# Bose Triport IE



## Silvercans (Aug 9, 2005)

Source:
Ipod 30gb 

Amp:
NONE

Songs:
ELO Greatest Hits (I'm very familiar with this disk, and don't own many others)

Findings:
Bass:
Ok so I'm the type of person that likes clean tight bass, clear mids and highs (yeah I know this probably fits everyone's preferences, but I want to emphasis I like high quality but large quantities of bass that doesn't over power the mids). Do these Bose IEs deliver the goods? Well, yes and no. The bass is definitely there and induces a bit of foot taping, BUT (notice big but) it is slow, "thick" bass that you probably could cut with a knife if it were a tangible object . That said, I would have to say the bass is not detailed, rather smeared, though there is quite a bit of it.

Mids:
To summarize in one couple of words: slightly recessed. How bad you ask? Well, the mid frequencies are there but are hiding (somewhat) behind a veil, and again, has that "warm, thick" quality. I think it wouldn't be as bad if the bass was thinner and more detailed.

Highs:
This is where I think Bose really dropped the ball. The highs are not detailed at all and there is most definitely a steep roll off. It was bad enough to require the use of "trouble boost" on the ipod.

Conclusions:
So, are they absolutely horrible? No. However, (IMHO) I do not think they are worth $100, $50 maybe. A couple of things they have going for them is that their sound signature is not fatiguing in any way and as far a fit, they are comfortable. Overall, though, they fall short and leave a lot to be desired. If they only got rid of some that bloat and added some high frequency detail/sparkle...


----------



## The Blue Blur (Sep 14, 2006)

Good review. I saw those things at work recently and became curious about them. Damn these things for being so personal. It's not exactly like you can have a bunch of people passing around earbuds to see what they like better. The only benchmark I have is the Shure E2. They have what i'd call natural sound. Not very forward in the mid and highs, but quite detailed. They get me sort of hung up between what I want to hear and what I get to hear. Sometimes they suprise me, other times not. That may just be me intermittently losing the seal or me trying to rewrite the music in my head. For context I've only used them with computers and my shuffle, never a dedicated amp. I think my next pair of earbuds will be Ultimate Ears.


----------



## Silvercans (Aug 9, 2005)

Thanks for the kind words.

I also tried a pair of UE Super.Fi 5 Pros and honestly I couldn't stand them. What I don't get is how everyone under the sun rants and raves about them. To me they had exaggerated upper mids, little high freq response, and bloated bass. On par really with the Bose, but for $99, your better off with the Bose, even though I really recommend neither.

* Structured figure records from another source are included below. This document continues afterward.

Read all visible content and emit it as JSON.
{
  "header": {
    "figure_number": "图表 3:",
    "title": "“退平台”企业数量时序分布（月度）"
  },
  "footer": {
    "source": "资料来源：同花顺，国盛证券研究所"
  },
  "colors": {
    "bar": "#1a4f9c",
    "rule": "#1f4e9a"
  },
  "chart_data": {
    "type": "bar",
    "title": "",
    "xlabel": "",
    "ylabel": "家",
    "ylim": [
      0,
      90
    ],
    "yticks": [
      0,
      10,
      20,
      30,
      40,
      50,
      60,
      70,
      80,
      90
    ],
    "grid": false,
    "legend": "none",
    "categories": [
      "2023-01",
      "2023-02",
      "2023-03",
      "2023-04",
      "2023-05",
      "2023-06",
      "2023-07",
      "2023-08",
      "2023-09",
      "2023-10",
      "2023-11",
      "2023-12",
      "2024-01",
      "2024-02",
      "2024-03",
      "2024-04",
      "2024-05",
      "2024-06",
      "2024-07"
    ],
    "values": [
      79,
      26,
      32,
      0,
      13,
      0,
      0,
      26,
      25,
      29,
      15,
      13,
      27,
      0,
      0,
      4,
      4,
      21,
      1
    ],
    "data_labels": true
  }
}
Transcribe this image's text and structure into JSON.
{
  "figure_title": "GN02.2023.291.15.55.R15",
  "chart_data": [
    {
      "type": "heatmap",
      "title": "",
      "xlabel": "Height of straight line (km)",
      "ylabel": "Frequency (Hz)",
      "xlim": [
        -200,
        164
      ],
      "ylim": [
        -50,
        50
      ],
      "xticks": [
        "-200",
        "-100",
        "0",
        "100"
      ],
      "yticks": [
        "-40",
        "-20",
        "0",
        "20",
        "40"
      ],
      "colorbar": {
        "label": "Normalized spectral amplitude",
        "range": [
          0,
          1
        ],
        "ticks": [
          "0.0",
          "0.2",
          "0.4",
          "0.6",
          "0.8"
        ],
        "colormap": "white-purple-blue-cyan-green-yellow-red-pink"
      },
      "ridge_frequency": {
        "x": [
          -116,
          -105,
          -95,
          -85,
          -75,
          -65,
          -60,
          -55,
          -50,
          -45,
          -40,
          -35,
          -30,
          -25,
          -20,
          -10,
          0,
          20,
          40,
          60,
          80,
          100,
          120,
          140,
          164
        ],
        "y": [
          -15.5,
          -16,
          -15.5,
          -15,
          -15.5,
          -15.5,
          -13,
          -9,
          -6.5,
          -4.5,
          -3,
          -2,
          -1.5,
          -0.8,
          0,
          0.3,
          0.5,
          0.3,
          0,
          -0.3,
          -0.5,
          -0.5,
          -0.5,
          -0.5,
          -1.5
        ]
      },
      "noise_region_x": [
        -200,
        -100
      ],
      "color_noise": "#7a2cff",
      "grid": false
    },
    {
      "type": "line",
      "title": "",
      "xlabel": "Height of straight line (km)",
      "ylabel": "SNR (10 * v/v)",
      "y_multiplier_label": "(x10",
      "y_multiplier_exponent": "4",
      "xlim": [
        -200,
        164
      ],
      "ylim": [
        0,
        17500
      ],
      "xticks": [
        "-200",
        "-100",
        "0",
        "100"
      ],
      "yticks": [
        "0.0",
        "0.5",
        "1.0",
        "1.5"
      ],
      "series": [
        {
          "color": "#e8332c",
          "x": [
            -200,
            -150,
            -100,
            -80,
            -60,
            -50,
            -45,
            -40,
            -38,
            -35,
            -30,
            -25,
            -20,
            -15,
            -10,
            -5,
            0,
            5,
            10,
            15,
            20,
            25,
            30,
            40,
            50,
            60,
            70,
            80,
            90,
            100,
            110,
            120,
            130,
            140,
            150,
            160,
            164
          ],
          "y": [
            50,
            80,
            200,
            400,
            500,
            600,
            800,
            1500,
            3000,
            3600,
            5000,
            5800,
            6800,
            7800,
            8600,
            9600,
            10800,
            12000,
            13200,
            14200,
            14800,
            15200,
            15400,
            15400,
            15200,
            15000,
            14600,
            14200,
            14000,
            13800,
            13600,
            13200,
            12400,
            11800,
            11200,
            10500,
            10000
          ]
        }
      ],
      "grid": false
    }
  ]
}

So far the best IEM's I tried were the Altec Lansing IM716 (much like the Etymotic ER-4S from what I have read). The only problem with them was that the bass was thin, but talk about being detailed yet not harsh, they definitely nice.

At this point I really don't know what to get. I don't want to spend $400 (  ), but I'm actually considering going with the Shure E500


----------



## The Blue Blur (Sep 14, 2006)

wow. So that's all psychoacoustics I've been reading about then? I don't remember where but people seemed to think the 5 Pros were great. I have a hang up about dual driver IEMs now. i really want to hear the difference.


----------